One avenue that appeared to fix the problem was manually adding the JsonConverter to the list of Converters in the JsonSerializerSettings object instead of using the [JsonConverter] attribute on the base class. We went back and forth with some unit tests to prove that this was indeed the solution and even committed this fix to our codebase.

However I was never really satisfied with this outcome and so decided to write this incident up. I started to work through the simplest possible example to illustrate the behaviour but when I came to repro it I found that neither approach worked – attribute or serializer settings - I always got into an infinite loop.

Hence I questioned our original diagnosis and continued to see if there was a more satisfactory answer.

ToObject vs Populate

I went back and re-read the various hits we got with those additional keywords (recursion, infinite loop and stack overflow) to see if we’d missed something along the way. The two main candidates were “Polymorphic JSON Deserialization failing using Json.Net” and “Custom inheritance JsonConverter fails when JsonConverterAttribute is used”. Neither of these explicitly references the answer we initially found and what might be wrong with it – they give a different answer to a slightly different question.

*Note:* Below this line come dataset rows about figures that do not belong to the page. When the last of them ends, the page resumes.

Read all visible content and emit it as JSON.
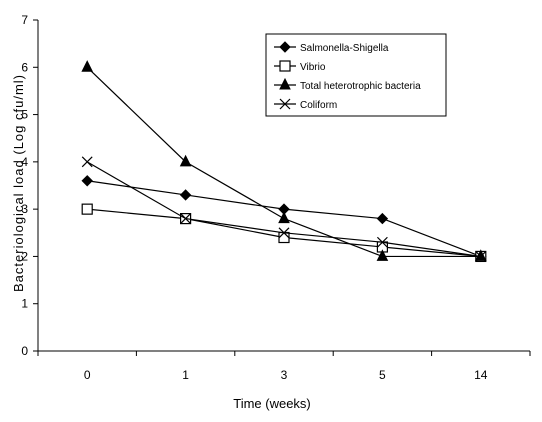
{
  "chart_data": {
    "type": "line",
    "title": "",
    "xlabel": "Time (weeks)",
    "ylabel": "Bacteriological load (Log cfu/ml)",
    "categories": [
      "0",
      "1",
      "3",
      "5",
      "14"
    ],
    "ylim": [
      0,
      7
    ],
    "yticks": [
      "0",
      "1",
      "2",
      "3",
      "4",
      "5",
      "6",
      "7"
    ],
    "grid": false,
    "legend_position": "top-right",
    "series": [
      {
        "name": "Salmonella-Shigella",
        "marker": "diamond-filled",
        "color": "#000000",
        "values": [
          3.6,
          3.3,
          3.0,
          2.8,
          2.0
        ]
      },
      {
        "name": "Vibrio",
        "marker": "square-open",
        "color": "#000000",
        "values": [
          3.0,
          2.8,
          2.4,
          2.2,
          2.0
        ]
      },
      {
        "name": "Total heterotrophic bacteria",
        "marker": "triangle-filled",
        "color": "#000000",
        "values": [
          6.0,
          4.0,
          2.8,
          2.0,
          2.0
        ]
      },
      {
        "name": "Coliform",
        "marker": "x",
        "color": "#000000",
        "values": [
          4.0,
          2.8,
          2.5,
          2.3,
          2.0
        ]
      }
    ]
  }
}
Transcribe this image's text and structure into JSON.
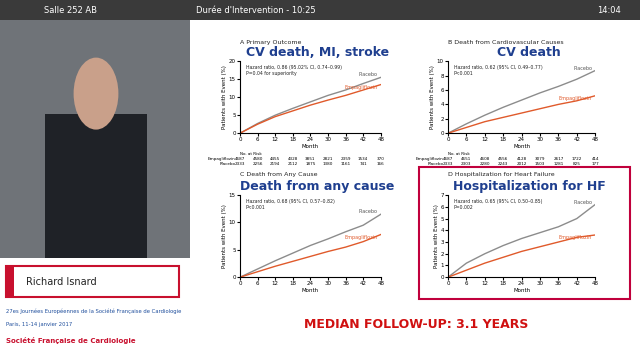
{
  "header": {
    "room": "Salle 252 AB",
    "duration": "Durée d'Intervention - 10:25",
    "clock": "14:04"
  },
  "speaker": "Richard Isnard",
  "logo": {
    "event": "27es Journées Européennes de la Société Française de Cardiologie",
    "place": "Paris, 11-14 janvier 2017",
    "society": "Société Française de Cardiologie"
  },
  "slide": {
    "footer": "MEDIAN FOLLOW-UP: 3.1 YEARS"
  },
  "chart_data": [
    {
      "type": "line",
      "subtitle": "A Primary Outcome",
      "title": "CV death, MI, stroke",
      "x_label": "Month",
      "y_label": "Patients with Event (%)",
      "annotations": [
        "Hazard ratio, 0.86 (95.02% CI, 0.74–0.99)\nP=0.04 for superiority"
      ],
      "x": [
        0,
        6,
        12,
        18,
        24,
        30,
        36,
        42,
        48
      ],
      "series": [
        {
          "name": "Placebo",
          "color": "#8c8c8c",
          "values": [
            0,
            2.7,
            5.0,
            6.9,
            8.7,
            10.5,
            12.0,
            13.8,
            15.5
          ]
        },
        {
          "name": "Empagliflozin",
          "color": "#e05a2b",
          "values": [
            0,
            2.5,
            4.6,
            6.2,
            7.8,
            9.2,
            10.5,
            12.0,
            13.5
          ]
        }
      ],
      "xlim": [
        0,
        48
      ],
      "xticks": [
        0,
        6,
        12,
        18,
        24,
        30,
        36,
        42,
        48
      ],
      "ylim": [
        0,
        20
      ],
      "yticks": [
        0,
        5,
        10,
        15,
        20
      ],
      "at_risk": {
        "title": "No. at Risk",
        "rows": [
          {
            "name": "Empagliflozin",
            "values": [
              4687,
              4580,
              4455,
              4328,
              3851,
              2821,
              2359,
              1534,
              370
            ]
          },
          {
            "name": "Placebo",
            "values": [
              2333,
              2256,
              2194,
              2112,
              1875,
              1380,
              1161,
              741,
              166
            ]
          }
        ]
      }
    },
    {
      "type": "line",
      "subtitle": "B Death from Cardiovascular Causes",
      "title": "CV death",
      "x_label": "Month",
      "y_label": "Patients with Event (%)",
      "annotations": [
        "Hazard ratio, 0.62 (95% CI, 0.49–0.77)\nP<0.001"
      ],
      "x": [
        0,
        6,
        12,
        18,
        24,
        30,
        36,
        42,
        48
      ],
      "series": [
        {
          "name": "Placebo",
          "color": "#8c8c8c",
          "values": [
            0,
            1.3,
            2.5,
            3.6,
            4.6,
            5.6,
            6.5,
            7.5,
            8.7
          ]
        },
        {
          "name": "Empagliflozin",
          "color": "#e05a2b",
          "values": [
            0,
            0.8,
            1.6,
            2.2,
            2.8,
            3.4,
            4.0,
            4.5,
            5.2
          ]
        }
      ],
      "xlim": [
        0,
        48
      ],
      "xticks": [
        0,
        6,
        12,
        18,
        24,
        30,
        36,
        42,
        48
      ],
      "ylim": [
        0,
        10
      ],
      "yticks": [
        0,
        2,
        4,
        6,
        8,
        10
      ],
      "at_risk": {
        "title": "No. at Risk",
        "rows": [
          {
            "name": "Empagliflozin",
            "values": [
              4687,
              4651,
              4608,
              4556,
              4128,
              3079,
              2617,
              1722,
              414
            ]
          },
          {
            "name": "Placebo",
            "values": [
              2333,
              2303,
              2280,
              2243,
              2012,
              1503,
              1281,
              825,
              177
            ]
          }
        ]
      }
    },
    {
      "type": "line",
      "subtitle": "C Death from Any Cause",
      "title": "Death from any cause",
      "x_label": "Month",
      "y_label": "Patients with Event (%)",
      "annotations": [
        "Hazard ratio, 0.68 (95% CI, 0.57–0.82)\nP<0.001"
      ],
      "x": [
        0,
        6,
        12,
        18,
        24,
        30,
        36,
        42,
        48
      ],
      "series": [
        {
          "name": "Placebo",
          "color": "#8c8c8c",
          "values": [
            0,
            1.5,
            3.0,
            4.4,
            5.8,
            7.0,
            8.3,
            9.5,
            11.5
          ]
        },
        {
          "name": "Empagliflozin",
          "color": "#e05a2b",
          "values": [
            0,
            1.0,
            2.0,
            2.9,
            3.8,
            4.7,
            5.5,
            6.5,
            7.8
          ]
        }
      ],
      "xlim": [
        0,
        48
      ],
      "xticks": [
        0,
        6,
        12,
        18,
        24,
        30,
        36,
        42,
        48
      ],
      "ylim": [
        0,
        15
      ],
      "yticks": [
        0,
        5,
        10,
        15
      ]
    },
    {
      "type": "line",
      "subtitle": "D Hospitalization for Heart Failure",
      "title": "Hospitalization for HF",
      "x_label": "Month",
      "y_label": "Patients with Event (%)",
      "annotations": [
        "Hazard ratio, 0.65 (95% CI, 0.50–0.85)\nP=0.002"
      ],
      "x": [
        0,
        6,
        12,
        18,
        24,
        30,
        36,
        42,
        48
      ],
      "series": [
        {
          "name": "Placebo",
          "color": "#8c8c8c",
          "values": [
            0,
            1.2,
            2.0,
            2.7,
            3.3,
            3.8,
            4.3,
            5.0,
            6.2
          ]
        },
        {
          "name": "Empagliflozin",
          "color": "#e05a2b",
          "values": [
            0,
            0.6,
            1.2,
            1.7,
            2.2,
            2.6,
            3.0,
            3.4,
            3.6
          ]
        }
      ],
      "xlim": [
        0,
        48
      ],
      "xticks": [
        0,
        6,
        12,
        18,
        24,
        30,
        36,
        42,
        48
      ],
      "ylim": [
        0,
        7
      ],
      "yticks": [
        0,
        1,
        2,
        3,
        4,
        5,
        6,
        7
      ]
    }
  ]
}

However in these answers they suggest de-serializing the object in a different way, instead of using ToObject<DerivedType>() to do all the heavy lifting, they suggest creating the uninitialized object yourself and then using Populate() to fill in the details, like this:

{
  JObject item = JObject.Load(reader);

  if (item.Value<string>(“type”) == “Derived”)
  {
    var @object = new DerivedType();
    serializer.Populate(item.CreateReader(), @object);
    return @object;
  }
  else
    . . .
}

Plugging this approach into my minimal example worked, and for both the converter techniques too: attribute and serializer settings.

Unanswered Questions

So I’ve found another technique that works, which is great, but I still lack closure around the whole affair. For example, how come the answer in the the original Stack Overflow question “Deserializing polymorphic json classes” didn’t work for us? That answer has plenty of up-votes and so should be considered pretty reliable. Has there been a change to Newtonsoft’s JSON.Net library that has somehow caused this answer to now break for others? Is there a new bug that we’ve literally only just discovered (we’re using v10)? Why don’t the JSON.Net docs warn against this if it really is an issue, or are we looking in the wrong part of the docs?

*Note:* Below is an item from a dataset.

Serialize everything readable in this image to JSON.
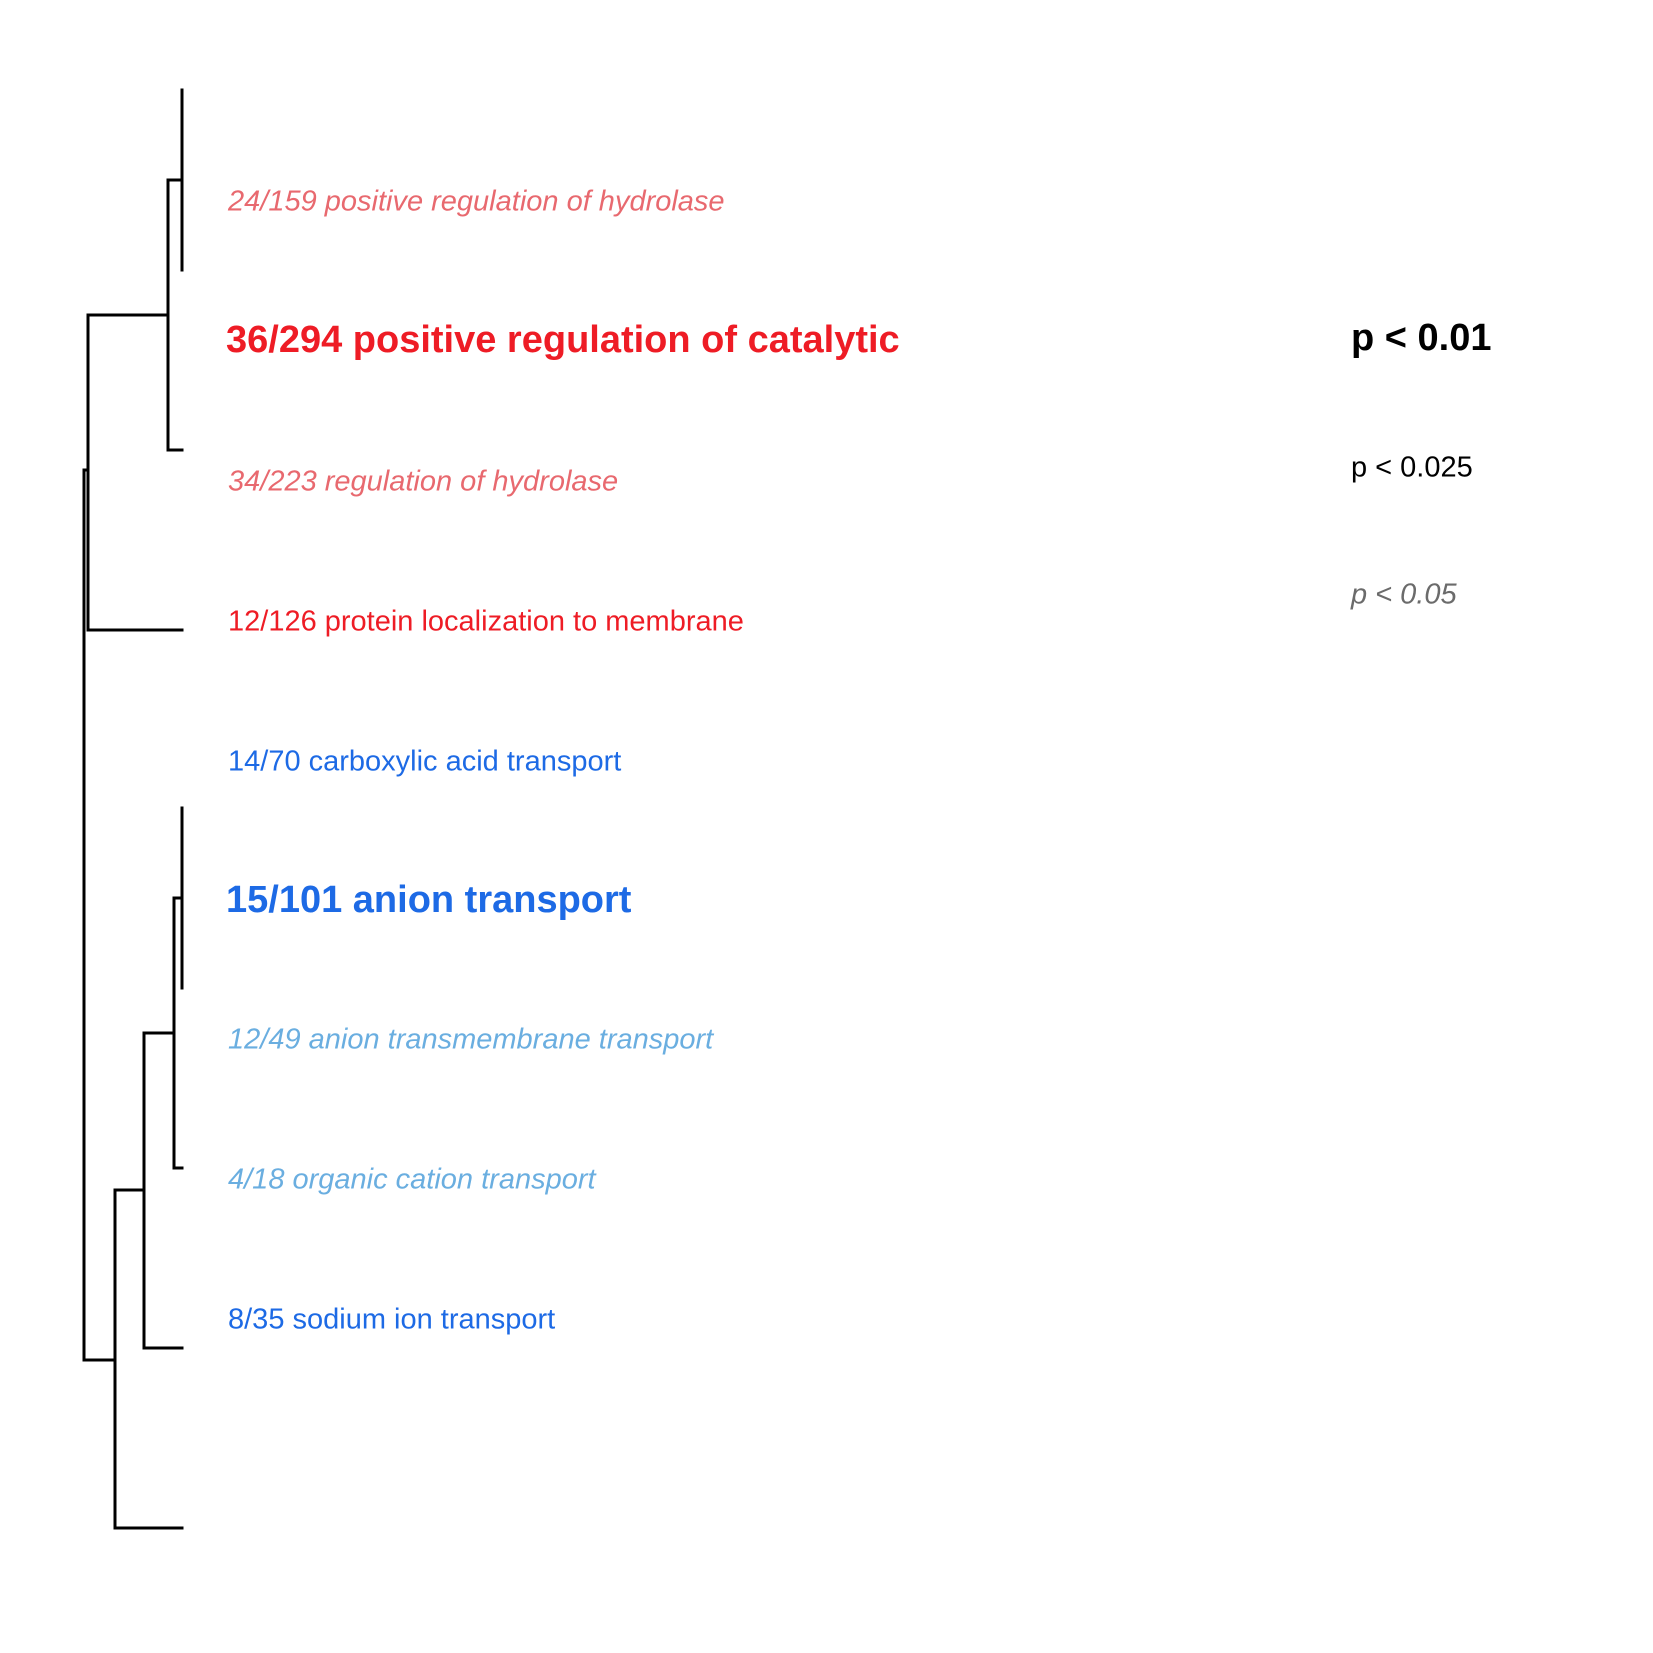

As described right at the beginning I’ve published a Gist with my minimal example and added a comment to the Stack Overflow answer with that link so that anyone else on the same journey has some other pieces of the jigsaw to work with. Perhaps over time my comment will also acquire up-votes to help indicate that it’s not so cut-and-dried. Or maybe someone who knows the right answer will spot it and point out where we went wrong.

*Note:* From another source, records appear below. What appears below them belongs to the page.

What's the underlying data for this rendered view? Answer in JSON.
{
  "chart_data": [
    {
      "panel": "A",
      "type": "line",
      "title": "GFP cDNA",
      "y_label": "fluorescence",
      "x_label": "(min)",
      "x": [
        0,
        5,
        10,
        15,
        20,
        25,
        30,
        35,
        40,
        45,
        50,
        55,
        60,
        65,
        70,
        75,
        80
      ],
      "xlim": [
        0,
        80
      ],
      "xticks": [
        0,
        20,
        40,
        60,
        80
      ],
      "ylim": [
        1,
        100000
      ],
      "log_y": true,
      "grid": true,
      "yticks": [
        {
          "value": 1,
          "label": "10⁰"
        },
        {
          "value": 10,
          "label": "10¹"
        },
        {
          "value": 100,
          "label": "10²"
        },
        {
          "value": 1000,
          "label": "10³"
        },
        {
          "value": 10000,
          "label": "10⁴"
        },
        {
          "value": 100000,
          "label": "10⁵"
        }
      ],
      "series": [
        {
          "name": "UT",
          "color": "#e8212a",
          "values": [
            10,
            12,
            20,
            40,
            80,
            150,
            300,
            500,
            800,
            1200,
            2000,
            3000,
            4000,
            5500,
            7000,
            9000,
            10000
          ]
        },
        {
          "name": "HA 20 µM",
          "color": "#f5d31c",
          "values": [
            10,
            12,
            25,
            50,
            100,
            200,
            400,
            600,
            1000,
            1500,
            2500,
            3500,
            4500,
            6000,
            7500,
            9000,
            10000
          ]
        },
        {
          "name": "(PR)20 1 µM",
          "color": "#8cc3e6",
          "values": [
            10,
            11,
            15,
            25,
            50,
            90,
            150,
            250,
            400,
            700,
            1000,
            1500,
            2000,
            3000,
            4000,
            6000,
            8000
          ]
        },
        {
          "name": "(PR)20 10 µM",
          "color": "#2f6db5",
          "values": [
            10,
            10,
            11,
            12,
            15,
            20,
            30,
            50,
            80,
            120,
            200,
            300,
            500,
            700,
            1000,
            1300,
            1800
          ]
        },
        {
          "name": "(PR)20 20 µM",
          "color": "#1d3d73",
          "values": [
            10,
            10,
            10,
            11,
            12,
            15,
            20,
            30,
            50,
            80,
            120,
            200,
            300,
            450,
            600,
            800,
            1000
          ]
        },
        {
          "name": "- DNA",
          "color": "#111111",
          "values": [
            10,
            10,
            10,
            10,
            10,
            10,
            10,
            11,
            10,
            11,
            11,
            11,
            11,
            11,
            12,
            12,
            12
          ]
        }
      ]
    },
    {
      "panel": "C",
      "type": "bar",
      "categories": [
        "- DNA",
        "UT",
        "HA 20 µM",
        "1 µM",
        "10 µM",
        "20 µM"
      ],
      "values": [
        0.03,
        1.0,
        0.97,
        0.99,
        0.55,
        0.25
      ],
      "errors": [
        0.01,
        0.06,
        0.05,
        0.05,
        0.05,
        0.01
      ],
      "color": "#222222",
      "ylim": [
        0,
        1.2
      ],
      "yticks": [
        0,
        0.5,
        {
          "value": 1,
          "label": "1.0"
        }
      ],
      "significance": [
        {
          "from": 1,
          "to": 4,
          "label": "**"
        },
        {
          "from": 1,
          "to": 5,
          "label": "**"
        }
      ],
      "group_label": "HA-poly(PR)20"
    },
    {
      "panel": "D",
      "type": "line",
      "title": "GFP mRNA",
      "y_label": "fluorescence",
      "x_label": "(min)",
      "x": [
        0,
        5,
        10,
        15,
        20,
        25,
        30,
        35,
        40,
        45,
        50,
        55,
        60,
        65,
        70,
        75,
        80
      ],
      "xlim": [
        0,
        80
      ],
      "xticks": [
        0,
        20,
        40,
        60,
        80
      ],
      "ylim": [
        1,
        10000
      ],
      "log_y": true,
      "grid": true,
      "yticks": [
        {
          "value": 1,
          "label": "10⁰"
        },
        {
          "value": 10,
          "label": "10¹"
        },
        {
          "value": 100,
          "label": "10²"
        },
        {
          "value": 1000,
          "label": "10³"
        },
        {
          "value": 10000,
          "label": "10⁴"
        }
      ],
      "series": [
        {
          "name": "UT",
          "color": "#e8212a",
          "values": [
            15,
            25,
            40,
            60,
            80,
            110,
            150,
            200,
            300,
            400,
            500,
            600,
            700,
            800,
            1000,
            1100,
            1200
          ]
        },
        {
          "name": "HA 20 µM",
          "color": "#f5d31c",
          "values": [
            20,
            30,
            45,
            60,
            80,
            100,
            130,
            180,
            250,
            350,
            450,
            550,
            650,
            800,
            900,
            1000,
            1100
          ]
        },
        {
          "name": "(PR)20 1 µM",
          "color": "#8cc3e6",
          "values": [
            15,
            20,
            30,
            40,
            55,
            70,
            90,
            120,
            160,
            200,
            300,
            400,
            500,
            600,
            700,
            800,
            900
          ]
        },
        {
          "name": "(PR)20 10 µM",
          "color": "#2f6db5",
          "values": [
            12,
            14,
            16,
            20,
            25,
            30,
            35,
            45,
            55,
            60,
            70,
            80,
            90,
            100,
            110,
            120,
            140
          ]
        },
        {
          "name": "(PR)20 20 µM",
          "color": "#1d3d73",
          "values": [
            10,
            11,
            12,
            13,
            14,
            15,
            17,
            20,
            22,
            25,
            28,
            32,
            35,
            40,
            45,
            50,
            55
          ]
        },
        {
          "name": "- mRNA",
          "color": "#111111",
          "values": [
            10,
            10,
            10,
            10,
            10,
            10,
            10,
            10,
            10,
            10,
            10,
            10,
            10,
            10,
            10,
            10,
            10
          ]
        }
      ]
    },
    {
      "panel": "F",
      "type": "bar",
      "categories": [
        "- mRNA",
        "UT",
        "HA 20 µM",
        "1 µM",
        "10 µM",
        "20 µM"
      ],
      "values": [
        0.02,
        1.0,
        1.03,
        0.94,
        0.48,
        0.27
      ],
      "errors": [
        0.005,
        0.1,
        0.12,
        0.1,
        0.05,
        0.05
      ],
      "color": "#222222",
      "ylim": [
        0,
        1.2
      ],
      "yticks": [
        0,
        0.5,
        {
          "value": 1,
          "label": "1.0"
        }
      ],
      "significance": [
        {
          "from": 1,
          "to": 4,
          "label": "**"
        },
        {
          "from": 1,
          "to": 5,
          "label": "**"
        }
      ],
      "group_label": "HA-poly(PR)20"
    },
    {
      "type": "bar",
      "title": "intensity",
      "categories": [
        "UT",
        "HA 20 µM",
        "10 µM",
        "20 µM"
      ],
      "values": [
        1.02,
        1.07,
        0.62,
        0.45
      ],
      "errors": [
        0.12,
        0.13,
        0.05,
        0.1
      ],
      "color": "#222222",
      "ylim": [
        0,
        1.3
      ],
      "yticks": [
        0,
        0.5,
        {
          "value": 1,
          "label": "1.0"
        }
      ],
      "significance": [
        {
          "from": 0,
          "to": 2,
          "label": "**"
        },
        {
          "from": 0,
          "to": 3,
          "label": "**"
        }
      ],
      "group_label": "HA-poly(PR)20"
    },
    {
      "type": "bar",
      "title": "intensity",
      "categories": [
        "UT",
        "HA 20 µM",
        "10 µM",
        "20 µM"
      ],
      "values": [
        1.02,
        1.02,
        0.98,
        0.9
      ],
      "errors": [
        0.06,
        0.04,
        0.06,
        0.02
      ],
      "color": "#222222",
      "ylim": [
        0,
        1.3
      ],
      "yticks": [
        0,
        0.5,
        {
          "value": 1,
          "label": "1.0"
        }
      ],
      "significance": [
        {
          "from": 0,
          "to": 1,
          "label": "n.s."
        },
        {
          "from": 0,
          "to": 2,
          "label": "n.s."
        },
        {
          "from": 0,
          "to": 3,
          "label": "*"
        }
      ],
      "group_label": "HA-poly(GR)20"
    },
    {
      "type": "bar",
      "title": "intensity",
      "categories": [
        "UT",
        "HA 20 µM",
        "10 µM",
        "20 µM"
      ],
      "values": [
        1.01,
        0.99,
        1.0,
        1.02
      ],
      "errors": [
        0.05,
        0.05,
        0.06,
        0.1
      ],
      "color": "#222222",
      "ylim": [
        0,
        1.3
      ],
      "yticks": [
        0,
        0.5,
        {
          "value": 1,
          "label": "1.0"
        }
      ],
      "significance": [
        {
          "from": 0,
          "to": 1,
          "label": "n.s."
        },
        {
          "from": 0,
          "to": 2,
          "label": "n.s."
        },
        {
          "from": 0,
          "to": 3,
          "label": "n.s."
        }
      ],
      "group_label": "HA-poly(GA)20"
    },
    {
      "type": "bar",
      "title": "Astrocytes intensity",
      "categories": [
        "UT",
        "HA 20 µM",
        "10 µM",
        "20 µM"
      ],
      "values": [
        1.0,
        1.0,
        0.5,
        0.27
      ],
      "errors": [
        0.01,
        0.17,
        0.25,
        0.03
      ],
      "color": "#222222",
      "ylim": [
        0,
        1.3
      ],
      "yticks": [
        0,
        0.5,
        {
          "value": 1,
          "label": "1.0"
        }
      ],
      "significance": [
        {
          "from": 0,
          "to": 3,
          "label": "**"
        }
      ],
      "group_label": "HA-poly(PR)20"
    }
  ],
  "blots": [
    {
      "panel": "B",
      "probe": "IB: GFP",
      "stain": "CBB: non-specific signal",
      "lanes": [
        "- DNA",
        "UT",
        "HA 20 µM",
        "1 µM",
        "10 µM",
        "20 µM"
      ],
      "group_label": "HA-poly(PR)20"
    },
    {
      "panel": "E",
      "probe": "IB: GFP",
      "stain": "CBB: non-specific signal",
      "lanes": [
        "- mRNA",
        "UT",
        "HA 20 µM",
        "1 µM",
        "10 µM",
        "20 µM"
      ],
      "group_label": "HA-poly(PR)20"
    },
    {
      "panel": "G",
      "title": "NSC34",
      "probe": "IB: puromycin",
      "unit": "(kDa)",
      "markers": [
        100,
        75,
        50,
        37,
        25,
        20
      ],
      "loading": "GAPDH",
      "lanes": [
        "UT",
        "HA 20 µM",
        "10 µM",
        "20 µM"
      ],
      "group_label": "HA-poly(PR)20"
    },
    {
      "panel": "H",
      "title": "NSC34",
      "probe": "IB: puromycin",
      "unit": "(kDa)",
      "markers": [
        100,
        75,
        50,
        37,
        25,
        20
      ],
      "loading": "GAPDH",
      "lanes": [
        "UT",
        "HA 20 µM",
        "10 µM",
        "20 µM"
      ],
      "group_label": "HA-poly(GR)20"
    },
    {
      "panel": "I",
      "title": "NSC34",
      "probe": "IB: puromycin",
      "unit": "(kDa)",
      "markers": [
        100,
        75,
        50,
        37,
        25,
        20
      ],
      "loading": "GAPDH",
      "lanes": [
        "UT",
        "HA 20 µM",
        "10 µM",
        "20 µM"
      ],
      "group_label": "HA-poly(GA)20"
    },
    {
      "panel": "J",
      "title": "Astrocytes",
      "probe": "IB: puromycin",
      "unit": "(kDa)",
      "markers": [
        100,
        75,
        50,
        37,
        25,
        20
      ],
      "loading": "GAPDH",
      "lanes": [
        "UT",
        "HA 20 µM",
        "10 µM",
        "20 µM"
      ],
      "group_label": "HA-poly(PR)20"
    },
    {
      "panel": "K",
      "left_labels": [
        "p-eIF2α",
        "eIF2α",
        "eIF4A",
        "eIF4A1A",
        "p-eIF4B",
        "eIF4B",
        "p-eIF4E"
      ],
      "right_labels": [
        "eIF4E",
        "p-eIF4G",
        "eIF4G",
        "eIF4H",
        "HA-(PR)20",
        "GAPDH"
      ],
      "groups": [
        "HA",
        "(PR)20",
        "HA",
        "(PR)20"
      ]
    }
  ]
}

Ultimately though this is probably a case of not seeing the wood for the trees. It’s so easy when you’re trying to solve one problem to get lost in the accidental complexity and not take a step back. Answers on Stack Overflow generally carry a large degree of gravitas, but they should not be assumed to be infallible. All documentation can go out of date even if there are (seemingly) many eyes watching over it.

When your mind-set is one that always assumes the bugs are of your own making, unless the evidence is overwhelming, then those times when you might actually not be entirely at fault seem to feel all the more embarrassing when you realise the answer was probably there all along but you discounted it too early because your train of thought was elsewhere.